Paul goes back to a topic [eating meat offered to idols] the Corinthian believers must have been struggling with greatly. Why? Because maybe they didn’t get it the first time. Or Paul knows that repetition is a good way for his readers to learn.

v.14-15, “therefore” or “so…” was Paul’s way of reminding the Corinthian believers that what he was speaking about before–eating meat offered to idols. Paul wanted to make it clear to the believers that attending a feast in a pagan temple was an act of idolatry. So Paul says “flee from the worship of idols.” Paul makes it very clear to eat meat in a pagan worship service is idolatry. In v.13 Paul speaks of a way of out temptations, then in v.14 he suggests that sometimes the best way out is to flee. The word “flee” means to seek safety in flight or to run away from, the tense indicates habitual action so it is better said keep on running away from…the worship of idols! Paul explains the reason why, the idol itself is nothing, but it can be used by Satan to lead you into sin. To sit at the table of a pagan worship service could mean fellowship or communion with demons. Paul was enforcing the important doctrine of separation from sin. However he does call them “reasonable people” because Paul trusted that they could “decide” for themselves if what he was saying is the right course of action.

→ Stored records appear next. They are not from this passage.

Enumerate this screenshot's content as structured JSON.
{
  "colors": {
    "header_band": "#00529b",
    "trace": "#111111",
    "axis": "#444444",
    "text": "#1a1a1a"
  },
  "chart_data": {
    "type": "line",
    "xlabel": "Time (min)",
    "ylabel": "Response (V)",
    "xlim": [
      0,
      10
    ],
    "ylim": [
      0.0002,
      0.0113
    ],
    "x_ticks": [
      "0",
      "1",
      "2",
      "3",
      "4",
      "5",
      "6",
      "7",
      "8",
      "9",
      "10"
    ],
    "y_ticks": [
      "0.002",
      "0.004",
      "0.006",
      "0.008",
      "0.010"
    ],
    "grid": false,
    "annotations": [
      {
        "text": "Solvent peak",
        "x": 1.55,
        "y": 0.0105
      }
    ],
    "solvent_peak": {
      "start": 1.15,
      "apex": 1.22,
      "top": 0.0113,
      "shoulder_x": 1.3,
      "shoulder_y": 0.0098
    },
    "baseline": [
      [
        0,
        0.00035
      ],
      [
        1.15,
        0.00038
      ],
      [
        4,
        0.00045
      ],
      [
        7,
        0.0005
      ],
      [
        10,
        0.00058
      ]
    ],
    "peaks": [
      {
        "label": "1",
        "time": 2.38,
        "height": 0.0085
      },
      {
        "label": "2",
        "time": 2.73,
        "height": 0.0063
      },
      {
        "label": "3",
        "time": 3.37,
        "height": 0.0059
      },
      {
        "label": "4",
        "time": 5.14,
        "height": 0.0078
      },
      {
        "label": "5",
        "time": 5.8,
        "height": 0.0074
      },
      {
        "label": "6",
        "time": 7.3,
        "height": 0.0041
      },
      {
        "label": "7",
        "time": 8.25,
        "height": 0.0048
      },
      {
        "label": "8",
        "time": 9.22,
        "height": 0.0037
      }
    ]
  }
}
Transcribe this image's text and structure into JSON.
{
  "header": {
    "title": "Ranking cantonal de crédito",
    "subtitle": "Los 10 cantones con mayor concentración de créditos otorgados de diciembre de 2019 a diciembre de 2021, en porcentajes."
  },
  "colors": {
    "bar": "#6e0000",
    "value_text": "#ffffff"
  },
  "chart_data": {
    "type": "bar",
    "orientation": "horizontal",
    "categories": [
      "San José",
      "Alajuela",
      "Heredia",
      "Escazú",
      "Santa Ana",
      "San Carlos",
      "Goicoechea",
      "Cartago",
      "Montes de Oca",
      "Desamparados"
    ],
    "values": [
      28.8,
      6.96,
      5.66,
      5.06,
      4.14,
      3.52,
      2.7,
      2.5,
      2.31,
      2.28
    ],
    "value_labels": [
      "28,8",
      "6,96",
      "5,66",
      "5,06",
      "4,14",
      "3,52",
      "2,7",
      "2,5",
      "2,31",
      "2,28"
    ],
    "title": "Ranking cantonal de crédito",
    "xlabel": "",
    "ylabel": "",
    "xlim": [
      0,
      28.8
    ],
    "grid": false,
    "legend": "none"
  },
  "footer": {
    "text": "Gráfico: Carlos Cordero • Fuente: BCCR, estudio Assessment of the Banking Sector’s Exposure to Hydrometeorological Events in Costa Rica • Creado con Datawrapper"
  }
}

v.16-17, Paul uses the illustration of the Lord’s Supper. When the believer partakes of the cup and loaf at the “Lord’s Table”, he is, in a spiritual way, having fellowship with the body and blood of Christ. By remembering Christ’s death, the believer enters into a communion with the risen Saviour.

v.18, Paul mentions the temple “altar” and sacrifices as another illustration of the truth that when the Jews make sacrifices they too are enter into communion with the risen Saviour.

v.19-20, Paul makes it clear that food offered to idols doesn’t have any “significance” and the idols are not “real gods.” BUT the food is being offered to “demons” not “to God” and we shouldn’t be “participat[ing] with demons.” 

v.21-22, The point Paul is making is a believer CAN’T partake of the devil’s food and still partake of the Lord’s food. Paul says “you cannot drink from the cup of the Lord and from the cup of demons, too. You cannot eat at the Lord’s table and at the table of the demons, too.” It’s one or the other. You are either in communion with our Saviour or communion with the Devil. We don’t want to “rouse the Lord’s jealousy.” The Corinthian believers think they are strong enough spiritually to enjoy the liberty of being in a pagan temple and not fall into sin. They may be stronger than their weaker brother but they are not “stronger than [God]”. It is very dangerous to play with sin and tempt God.

WHAT AM I GOING TO DO ABOUT IT?  Paul says here to keep running away from the worship of idols. What are the idols in your life? My life? Maybe they are not made of wood and stone but they might be made of money, metal, bricks, or even flesh. Trusting in or worshipping anything other than God is idolatry. This is a choice I must make everyday, to keep running away from the worship of anything other than God.